Quand j'écrivais dans la bibliotèque qui donnait sur la mer, j'utilisais toujours l'imparfait. J'essayais de me controler pour ne pas verser trop inconsidérement dans ce temps de la nostalgie, mais ça me posait un réel problème. Impossible pour moi de me glisser dans le présent, comme un habit je n'aime pas, le présent n'a jamais été tellement une fierté. Aujourd'hui j'ai toujours ce travers et même si je pourrais dire - au présent - que l'imparfait me "pose" problème, j'aurai l'impression de négliger queques peu mes effets.
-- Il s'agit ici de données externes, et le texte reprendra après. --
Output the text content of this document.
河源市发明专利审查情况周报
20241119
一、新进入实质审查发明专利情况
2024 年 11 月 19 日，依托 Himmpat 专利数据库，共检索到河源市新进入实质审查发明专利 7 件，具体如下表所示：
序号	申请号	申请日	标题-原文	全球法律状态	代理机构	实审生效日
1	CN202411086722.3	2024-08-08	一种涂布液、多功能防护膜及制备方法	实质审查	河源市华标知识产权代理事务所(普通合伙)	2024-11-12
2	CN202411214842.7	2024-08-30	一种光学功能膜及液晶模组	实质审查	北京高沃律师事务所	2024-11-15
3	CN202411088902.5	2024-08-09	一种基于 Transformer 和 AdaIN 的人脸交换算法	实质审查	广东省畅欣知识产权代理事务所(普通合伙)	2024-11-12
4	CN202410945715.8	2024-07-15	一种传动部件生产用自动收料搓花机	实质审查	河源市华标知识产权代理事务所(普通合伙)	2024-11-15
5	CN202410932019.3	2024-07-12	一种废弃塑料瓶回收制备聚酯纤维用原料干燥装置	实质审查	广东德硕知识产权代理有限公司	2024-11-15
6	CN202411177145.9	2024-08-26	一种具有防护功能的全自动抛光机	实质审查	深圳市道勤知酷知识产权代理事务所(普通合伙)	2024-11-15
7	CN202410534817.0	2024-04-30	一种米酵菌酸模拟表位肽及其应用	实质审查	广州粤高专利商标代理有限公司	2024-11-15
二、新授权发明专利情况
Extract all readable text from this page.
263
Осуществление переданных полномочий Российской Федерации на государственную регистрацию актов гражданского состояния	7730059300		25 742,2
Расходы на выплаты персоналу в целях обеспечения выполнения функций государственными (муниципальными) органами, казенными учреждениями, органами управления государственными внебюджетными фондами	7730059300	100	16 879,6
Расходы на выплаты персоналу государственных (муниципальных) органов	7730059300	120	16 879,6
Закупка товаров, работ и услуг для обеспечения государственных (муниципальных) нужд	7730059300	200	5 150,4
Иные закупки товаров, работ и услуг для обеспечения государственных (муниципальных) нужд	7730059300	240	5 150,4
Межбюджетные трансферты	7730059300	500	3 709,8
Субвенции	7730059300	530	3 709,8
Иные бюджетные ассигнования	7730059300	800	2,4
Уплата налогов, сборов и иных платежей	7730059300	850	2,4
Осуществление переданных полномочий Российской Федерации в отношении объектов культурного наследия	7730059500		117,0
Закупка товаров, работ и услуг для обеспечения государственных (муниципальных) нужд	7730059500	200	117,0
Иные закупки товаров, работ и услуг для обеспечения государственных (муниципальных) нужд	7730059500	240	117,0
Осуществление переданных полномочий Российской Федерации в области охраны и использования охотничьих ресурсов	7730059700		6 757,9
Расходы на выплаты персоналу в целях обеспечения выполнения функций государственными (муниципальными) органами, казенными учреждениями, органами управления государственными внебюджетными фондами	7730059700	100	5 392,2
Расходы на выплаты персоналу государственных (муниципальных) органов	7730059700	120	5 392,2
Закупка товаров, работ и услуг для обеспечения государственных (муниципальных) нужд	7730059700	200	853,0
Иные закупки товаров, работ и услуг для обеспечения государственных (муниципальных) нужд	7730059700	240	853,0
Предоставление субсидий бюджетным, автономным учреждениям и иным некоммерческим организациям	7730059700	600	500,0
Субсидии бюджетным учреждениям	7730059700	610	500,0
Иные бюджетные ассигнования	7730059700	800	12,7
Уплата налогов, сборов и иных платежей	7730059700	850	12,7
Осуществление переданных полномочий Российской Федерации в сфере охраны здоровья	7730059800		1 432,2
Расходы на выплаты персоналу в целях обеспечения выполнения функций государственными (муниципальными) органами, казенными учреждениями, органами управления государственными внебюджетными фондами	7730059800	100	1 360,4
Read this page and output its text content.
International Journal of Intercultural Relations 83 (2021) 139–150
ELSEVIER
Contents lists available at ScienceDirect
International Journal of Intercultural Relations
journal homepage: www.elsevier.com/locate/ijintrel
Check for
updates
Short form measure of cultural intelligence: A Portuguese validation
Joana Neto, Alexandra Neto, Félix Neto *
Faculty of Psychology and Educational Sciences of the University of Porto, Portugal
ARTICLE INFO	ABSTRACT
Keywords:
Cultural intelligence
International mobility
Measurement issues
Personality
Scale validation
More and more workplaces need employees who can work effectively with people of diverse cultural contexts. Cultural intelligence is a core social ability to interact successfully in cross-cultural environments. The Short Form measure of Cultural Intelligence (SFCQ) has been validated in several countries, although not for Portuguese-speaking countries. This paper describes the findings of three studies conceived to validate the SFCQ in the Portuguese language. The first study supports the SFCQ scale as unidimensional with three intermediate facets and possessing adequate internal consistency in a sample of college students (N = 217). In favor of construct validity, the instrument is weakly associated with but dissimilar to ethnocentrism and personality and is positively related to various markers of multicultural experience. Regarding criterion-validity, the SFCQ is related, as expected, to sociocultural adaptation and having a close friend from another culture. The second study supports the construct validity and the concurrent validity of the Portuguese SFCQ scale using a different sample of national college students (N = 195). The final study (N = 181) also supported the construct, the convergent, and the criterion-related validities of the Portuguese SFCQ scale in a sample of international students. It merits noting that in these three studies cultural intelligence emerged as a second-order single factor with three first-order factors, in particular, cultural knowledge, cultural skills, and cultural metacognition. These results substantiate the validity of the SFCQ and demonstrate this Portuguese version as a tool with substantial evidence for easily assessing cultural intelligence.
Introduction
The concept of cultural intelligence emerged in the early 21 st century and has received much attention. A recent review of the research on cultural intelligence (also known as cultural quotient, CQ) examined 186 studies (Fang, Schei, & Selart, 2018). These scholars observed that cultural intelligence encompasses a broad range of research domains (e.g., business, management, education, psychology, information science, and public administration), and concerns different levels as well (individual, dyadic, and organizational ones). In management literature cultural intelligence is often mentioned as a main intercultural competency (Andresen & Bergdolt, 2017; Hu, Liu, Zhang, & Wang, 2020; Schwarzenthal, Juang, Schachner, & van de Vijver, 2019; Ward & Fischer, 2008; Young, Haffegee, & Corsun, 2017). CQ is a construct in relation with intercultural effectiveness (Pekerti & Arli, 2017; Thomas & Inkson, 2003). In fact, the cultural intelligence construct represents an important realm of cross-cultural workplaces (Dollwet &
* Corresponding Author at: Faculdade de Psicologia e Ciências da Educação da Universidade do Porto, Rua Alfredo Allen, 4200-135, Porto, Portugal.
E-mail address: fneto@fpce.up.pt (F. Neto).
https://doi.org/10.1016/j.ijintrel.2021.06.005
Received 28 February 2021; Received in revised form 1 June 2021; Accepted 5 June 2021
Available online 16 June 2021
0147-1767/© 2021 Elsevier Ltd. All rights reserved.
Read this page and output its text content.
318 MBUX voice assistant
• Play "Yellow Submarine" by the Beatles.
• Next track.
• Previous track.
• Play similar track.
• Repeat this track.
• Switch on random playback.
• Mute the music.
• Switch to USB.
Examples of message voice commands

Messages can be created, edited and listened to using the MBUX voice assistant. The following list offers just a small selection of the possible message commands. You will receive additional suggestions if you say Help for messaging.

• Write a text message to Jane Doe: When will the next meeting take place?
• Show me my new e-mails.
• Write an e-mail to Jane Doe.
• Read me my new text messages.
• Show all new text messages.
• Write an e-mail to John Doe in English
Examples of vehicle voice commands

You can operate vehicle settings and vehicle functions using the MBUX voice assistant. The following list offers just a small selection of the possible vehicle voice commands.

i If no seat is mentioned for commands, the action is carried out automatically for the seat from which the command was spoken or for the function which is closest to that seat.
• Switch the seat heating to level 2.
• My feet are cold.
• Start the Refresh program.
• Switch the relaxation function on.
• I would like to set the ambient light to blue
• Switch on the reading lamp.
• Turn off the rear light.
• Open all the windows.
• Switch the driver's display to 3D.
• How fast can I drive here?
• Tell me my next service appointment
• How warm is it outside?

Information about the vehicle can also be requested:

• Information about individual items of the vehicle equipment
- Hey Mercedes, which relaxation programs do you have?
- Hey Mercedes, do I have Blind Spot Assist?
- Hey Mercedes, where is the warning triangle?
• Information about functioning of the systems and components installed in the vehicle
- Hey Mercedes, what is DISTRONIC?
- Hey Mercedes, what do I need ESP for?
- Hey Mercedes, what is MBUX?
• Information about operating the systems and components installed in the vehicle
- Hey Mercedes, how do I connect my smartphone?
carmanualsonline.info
Ces pluies de la rentrée sont de l'or gris. A Saint-Nazaire, je les trouvais tristes et ennuyeuses. Pourtant j'aimais bien ces journées, je ne les traite plus jours tristes maintenant, car, la tristesse à la différence de la nostalgie, ne pleure plus car elle est sèche. L'autre jour à la radio, un Brésilien parlait de son disque et expliquait que son disque était "mélancolique... mais pas triste". Ca m'avais fait rire. Pourtant aujourd'hui, il semble que la nuance possède un sens.
J'aimerais retrouver, ce vent déséspérant qui me soufflait dans les oreilles, le bruit de la mer, les fines gouttes de pluie qui me détrempaient jusqu'à la moëlle de l'os. Je le garde, mais ce n'est plus vivant, je n'ai plus tout ceci qu'en souvenir, toute ces choses sont menacées même si je les garde dans un espace protégé.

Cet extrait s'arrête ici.